How home buying has evolved under new NAR rules

Lower agent commissions aren't the only emerging trend in the housing market. 

Home buyers today are signing multi-month viewing contracts with agents and requesting more homeowners insurance incentives, a survey by fintech Homelight finds. The behaviors are developing both in response to new rules around home selling, and steep unaffordability. 

Homelight surveyed over 750 agents it identified as top performers between Oct. 30 and Nov. 15. Consumers are relying on agents more than ever, with the National Association of Realtors reporting a record-low 6% of for-sale-by-owner transactions this past year. 

Nearly half of them said sellers are accepting the traditional 3% listing agent commission, but 33% said they're most frequently seeing requests for 2.50% rates, following the NAR's commission rule changes in August. 

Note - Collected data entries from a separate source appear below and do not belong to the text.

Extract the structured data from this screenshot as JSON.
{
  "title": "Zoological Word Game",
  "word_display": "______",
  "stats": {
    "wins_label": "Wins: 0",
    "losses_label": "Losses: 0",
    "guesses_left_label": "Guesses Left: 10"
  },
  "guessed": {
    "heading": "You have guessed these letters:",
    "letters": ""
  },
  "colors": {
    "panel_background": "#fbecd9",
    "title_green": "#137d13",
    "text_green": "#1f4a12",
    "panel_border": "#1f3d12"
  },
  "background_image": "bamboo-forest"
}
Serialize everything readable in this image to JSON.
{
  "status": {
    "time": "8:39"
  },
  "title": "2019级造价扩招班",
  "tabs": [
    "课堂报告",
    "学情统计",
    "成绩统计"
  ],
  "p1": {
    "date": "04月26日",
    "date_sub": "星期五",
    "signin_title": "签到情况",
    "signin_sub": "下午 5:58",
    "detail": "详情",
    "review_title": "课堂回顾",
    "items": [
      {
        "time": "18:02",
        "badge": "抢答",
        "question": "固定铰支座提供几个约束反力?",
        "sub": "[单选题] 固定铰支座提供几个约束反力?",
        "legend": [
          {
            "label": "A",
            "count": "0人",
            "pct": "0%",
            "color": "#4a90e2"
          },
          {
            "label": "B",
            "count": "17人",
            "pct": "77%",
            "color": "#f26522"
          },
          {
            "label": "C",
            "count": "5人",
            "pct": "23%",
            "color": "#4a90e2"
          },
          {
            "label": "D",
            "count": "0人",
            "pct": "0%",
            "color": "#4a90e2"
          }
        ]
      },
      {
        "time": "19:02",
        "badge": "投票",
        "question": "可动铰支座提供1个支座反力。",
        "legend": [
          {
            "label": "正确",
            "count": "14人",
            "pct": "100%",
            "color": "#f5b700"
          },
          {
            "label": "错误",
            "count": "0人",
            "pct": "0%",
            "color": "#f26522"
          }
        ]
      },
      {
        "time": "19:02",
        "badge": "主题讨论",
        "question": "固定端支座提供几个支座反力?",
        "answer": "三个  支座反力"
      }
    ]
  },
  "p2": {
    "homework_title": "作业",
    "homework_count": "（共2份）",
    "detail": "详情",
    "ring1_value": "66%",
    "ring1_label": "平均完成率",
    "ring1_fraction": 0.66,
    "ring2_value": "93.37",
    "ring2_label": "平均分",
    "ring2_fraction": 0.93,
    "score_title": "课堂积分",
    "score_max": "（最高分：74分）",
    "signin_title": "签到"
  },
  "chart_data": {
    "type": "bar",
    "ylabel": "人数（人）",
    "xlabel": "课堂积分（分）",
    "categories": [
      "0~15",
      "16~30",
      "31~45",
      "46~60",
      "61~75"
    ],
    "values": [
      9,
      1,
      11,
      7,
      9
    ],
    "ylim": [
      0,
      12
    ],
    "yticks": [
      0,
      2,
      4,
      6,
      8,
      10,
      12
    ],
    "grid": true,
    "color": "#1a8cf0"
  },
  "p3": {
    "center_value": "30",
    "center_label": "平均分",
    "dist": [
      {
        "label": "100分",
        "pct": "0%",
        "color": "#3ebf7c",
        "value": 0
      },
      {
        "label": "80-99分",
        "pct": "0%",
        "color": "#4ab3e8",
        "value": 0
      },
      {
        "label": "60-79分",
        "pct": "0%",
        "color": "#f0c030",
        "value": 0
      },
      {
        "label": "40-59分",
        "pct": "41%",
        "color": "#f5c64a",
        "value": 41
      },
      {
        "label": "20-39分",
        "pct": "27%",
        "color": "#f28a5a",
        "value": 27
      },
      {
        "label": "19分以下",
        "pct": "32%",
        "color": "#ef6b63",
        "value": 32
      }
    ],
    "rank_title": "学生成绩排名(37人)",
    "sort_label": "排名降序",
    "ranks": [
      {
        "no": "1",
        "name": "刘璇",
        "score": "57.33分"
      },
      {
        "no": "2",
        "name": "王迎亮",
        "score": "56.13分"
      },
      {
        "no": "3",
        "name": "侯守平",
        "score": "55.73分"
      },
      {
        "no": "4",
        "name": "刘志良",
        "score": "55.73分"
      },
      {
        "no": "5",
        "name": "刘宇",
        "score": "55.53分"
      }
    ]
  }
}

A leading 34% of agents said homebuyers meanwhile are requesting 2.50% commission rates, as they weigh their burden alongside weighty mortgage rates and higher home prices. Those results follow a Redfin report finding commissions trending down, albeit slightly, following NAR's mandates.

Another rule prohibits commissions from being advertised on Multiple Listing Services. Agents have seemingly easily adapted, with 67% reporting to Homelight those conversations taking place between themselves directly. 

Just 3% of agents said they're discussing commissions during showings. Only 2% of agents said they're using third-party commission sharing platforms, which emerged this summer in anticipation of a behavioral shift in negotiations.

Agents now required to enter into written agreements with home shoppers are also securing longer-term customer relationships. Forty-two percent of agents say they're inking multi-month showing agreements, double the 21% of shoppers opting for single-showing agreements. Less common for buyers are weekly, weekend and 24-hour viewing contracts. 

Homeowners insurance is also becoming a stronger negotiating point as costs for coverage soars. Agents rank a home with lower insurance costs as the fifth-strongest incentive for a sale, behind various renovations like a new kitchen. Another 5% of sellers are also temporarily covering their buyer's homeowners insurance premiums. 

The adaptations come as mortgage activity wavers with rates still in the mid-6% range. Purchase activity is relatively strong, according to the Mortgage Bankers Association, although it slipped to begin December. The lock-in effect appears to be holding, and Fannie Mae's latest forecast has rates staying above 6% in 2025. 

"What we're finding in this market is people saying, 'I'm married to the rate,' and rates shouldn't be that way," said Richard Haddad, an executive editor with Homelight.